W 26 min Hermaniuk dostrzegł wybiegającego na pozycje Zegarka, a ten błyskawicznie strzelił z pierwszej piłki w długi róg. 1-0 dla gości! Cracovia była nadal w natarciu, gospodarze popełniali seryjne błędy, co bezlitośnie wykorzystali rywale. 37 min - po centrze Mroza, Hermaniuk ubiegł obrońców Górnika i było 2-0.
41 min - prostopadłe zagranie Zegarka i Hrapkowicz zakończył akcję celnym strzałem. Popis strzelecki Cracovii trwał dokładnie kwadrans! Pod koniec I połowy doszło do bójki między kibicami na trybunie. Sędzia przerwał mecz dopiero po interwencji policji wznowił pojedynek.

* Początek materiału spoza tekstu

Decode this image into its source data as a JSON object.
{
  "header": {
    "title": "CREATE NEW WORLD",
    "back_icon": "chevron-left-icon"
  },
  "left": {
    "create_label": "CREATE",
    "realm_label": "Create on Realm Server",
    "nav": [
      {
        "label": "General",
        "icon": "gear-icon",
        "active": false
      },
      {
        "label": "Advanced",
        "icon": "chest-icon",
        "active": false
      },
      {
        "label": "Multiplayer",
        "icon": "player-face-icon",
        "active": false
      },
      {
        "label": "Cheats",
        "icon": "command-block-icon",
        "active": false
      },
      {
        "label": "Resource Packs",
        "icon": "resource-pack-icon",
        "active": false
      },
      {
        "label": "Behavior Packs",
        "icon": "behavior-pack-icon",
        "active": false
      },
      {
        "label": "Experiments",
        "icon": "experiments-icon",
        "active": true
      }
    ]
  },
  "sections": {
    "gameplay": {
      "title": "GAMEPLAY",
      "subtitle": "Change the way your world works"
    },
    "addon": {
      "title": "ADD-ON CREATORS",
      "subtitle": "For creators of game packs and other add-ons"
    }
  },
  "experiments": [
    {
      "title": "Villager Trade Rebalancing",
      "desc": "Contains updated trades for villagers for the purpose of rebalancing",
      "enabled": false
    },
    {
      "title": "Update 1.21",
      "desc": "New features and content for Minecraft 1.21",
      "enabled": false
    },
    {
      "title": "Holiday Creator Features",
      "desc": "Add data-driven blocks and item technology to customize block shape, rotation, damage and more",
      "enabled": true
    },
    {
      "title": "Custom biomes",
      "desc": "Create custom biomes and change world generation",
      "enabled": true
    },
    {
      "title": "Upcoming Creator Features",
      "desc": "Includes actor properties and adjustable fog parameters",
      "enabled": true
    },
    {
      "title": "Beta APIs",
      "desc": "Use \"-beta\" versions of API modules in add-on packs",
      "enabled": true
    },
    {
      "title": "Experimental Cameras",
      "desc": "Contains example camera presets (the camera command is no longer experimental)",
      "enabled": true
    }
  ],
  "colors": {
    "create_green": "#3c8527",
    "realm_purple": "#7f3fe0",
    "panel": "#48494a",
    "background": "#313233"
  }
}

W przerwie trener gospodarzy Franczak próbował coś zmienić w grze swojej drużyny, wprowadził trzech nowych graczy. Cracovia spokojne kontrolowała przebieg wydarzeń na boisku. W 52 min mocno uderzył z wolnego z 25 m Poskrobko, Kwiatkowski wypiąstkował piłkę. W 65 min Poskrobko zarobił drugą żółtą kartkę (za faul na Węglu), a w konsekwencji czerwoną. Gospodarze grali więc ostatnie 25 minut w dziesiątkę, Cracovia zadowolona z 3- bramkowego prowadzenia, nie atakowała już z taką pasją. Grzegorz Kmita trener Cracovii: - W I połowie zagraliśmy nareszcie dobrze, a przede wszystkim skutecznie. Po kłopotach kartkowo-zdrowotnych zespół dochodzi do siebie. W II połowie nie graliśmy już z tak dużym zaangażowaniem, ale musimy oszczędzać siły, gramy teraz w cyklu co 3 dni, już w środę w Krakowie z Polonią Przemyśl.
Gazeta Wyborcza
Tylko do 15. min Górnik był równorzędnym partnerem dla Cracovii. W 6. min. po długim dośrodkowaniu, Leszczyk głową posłał piłkę parę centymetrów od słupka. W zasadzie na tym epizodzie można by skończyć wymienianie bramkowych okazji gospodarzy. Potem krakowianie opanowali grę, dominując zwłaszcza w środku pola. Środkowa linia przejmowała wszelkie podania miejscowych, a wszystkie trzy gole gości były zasługą pomocników „Pasów”.
W 25. min Hermaniuk przejął piłkę na 30. metrze, podał ją nad obrońcami na prawo, a tam nie pilnowany Zegarek uderzył z woleja w „długi” róg -1-0. W 37. min Mróz pobiegł z futbolówką prawą stroną, dośrodkowa!, a Hermaniuk przyjął „skórę” i z siedmiu metrów podwyższył rezultat. Na 3-0 poprawił Hrapkowicz, któremu ładnie podał Zegarek. „Hrapek”, nie niepokojony przez obrońców Górnika, przebył z piłką 15 m i prze- lobował wybiegającego Kwedyczenkę.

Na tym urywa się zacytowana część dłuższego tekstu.